The 100 top Web apps for 2008 - Categorized nicely. A good way to see alternatives to the apps you use regularly.
Here's a cool Google trick I didn't know. When you add a bit of code to the end of the URL of a search result it gives you a time range pulldown menu to narrow your results. The one option I'd want to add is the ability to eliminate short term results.
Worldometers - World statistics updated in real time.
There's no avoiding all the GTA IV hype today so I won't pile on, but I did click this demo of the animation technology the game uses and it's pretty amazing how well it understands human physics.
MySpace Karaoke - That's all I have to say about that.
I'm having trouble getting through to the actual NeoCube site but the video looks pretty cool. How soon before someone has a hard time explaining it to airport security?
Simple brain exercise can boost IQ - This would be a great idea as a video podcast. All you need is video, audio, and a button. Perfect for the train.
Commuter Click: Gin, Television, and Social Surplus - I think he's talking about how new technology enables (or requires) you to reshape your life.
I'm looking forward to The Smoking Gun getting hold of the mug shot of suspect number 3 because I'm having a hard time fathoming his condition.
Y'know what bugs me about this Miley Cyrus story? Not that we see the bare shoulder blade of a 15-year-old girl, but that I saw it online first. I recently ordered a subscription to the magazine exactly because of stories like this. It seemed like the magazine kept making news or having some of its articles grow some good legs online. So I subscribed, thinking I'd get a jump on some of these stories. Instead I see all the interesting content online for free and when the dead tree arrives I reminisce with a flip-through and off it goes to the recycle bin. Obviously I won't be renewing my subscription. We hear so much hype about the Web killing the magazine industry but there's a case to be made that the magazine industry is killing itself with the Web.
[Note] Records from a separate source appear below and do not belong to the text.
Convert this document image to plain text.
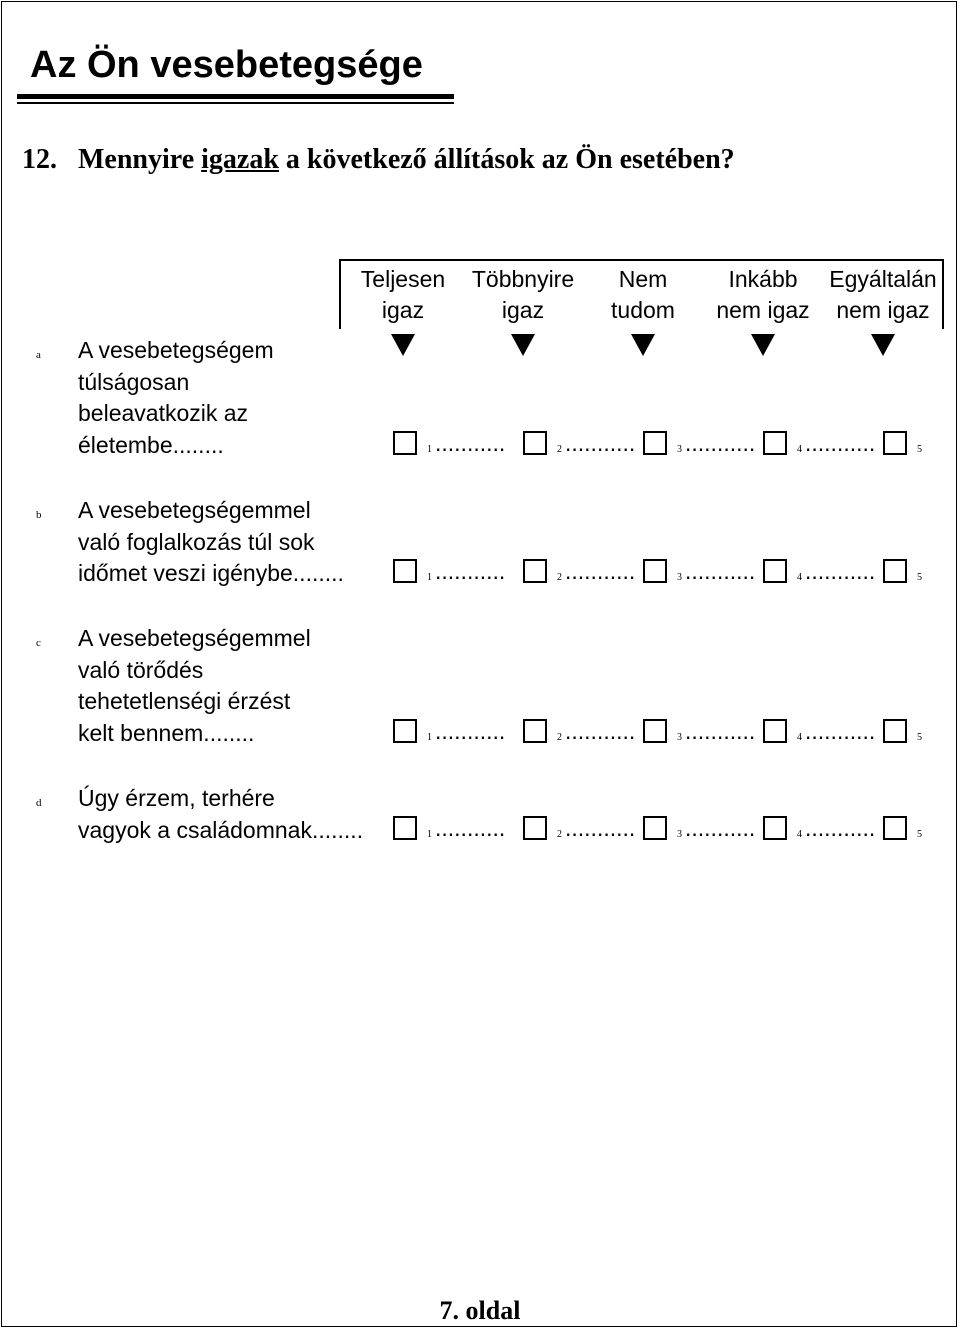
Az Ön vesebetegsége
12. Mennyire igazak a következő állítások az Ön esetében?
Teljesen
igaz
Többnyire
igaz
Nem
tudom
Inkább
nem igaz
Egyáltalán
nem igaz
a A vesebetegségem
túlságosan
beleavatkozik az
életembe........	1 ...........	2 ...........	3 ...........	4 ...........	5
b A vesebetegségemmel
való foglalkozás túl sok
időmet veszi igénybe........	1 ...........	2 ...........	3 ...........	4 ...........	5
c A vesebetegségemmel
való törődés
tehetetlenségi érzést
kelt bennem........	1 ...........	2 ...........	3 ...........	4 ...........	5
d Úgy érzem, terhére
vagyok a családomnak........	1 ...........	2 ...........	3 ...........	4 ...........	5
7. oldal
Also of Batman, someone did some creative editing to put scenes from the first Batman movie with scenes from the coming movie. There's no real conclusion to draw that I can see, but it's interesting nonetheless.
Speaking of games, here's one with some social relevance. I had a little trouble getting it to load (eventually it worked in IE) but when it does, it shows a series of photos of scenes with people and you have to decide very quickly whether a person has a gun or not and whether to shoot or holster your weapon. The game is more about the decision than the shooting which makes it an interesting tangent to the Sean Bell shooting verdict. (Yes, that case is not really about whether or not a gun was seen, but it did involve making the quick decision to shoot.)
And on games, here's a new Ralph's Recommendations:
Here's a fun (but gory) new game you can link to.
13 Days in Hell: Ghoul Shooting Gallery
Hell's not a fun place for the living. Lots of lost souls trying to flay your skin off. Fortunately, there's a handy gun shop where you can buy the tools to protect yourself.
As with most games like this, accuracy is more important than overall brute force. On the other hand, sometimes it's fun to pull out the machine gun and start mowing down the monsters. Just be sure to keep an eye on your ammo levels.
Hope you enjoy it!
Will adds: Stone simple controls, point 'n click.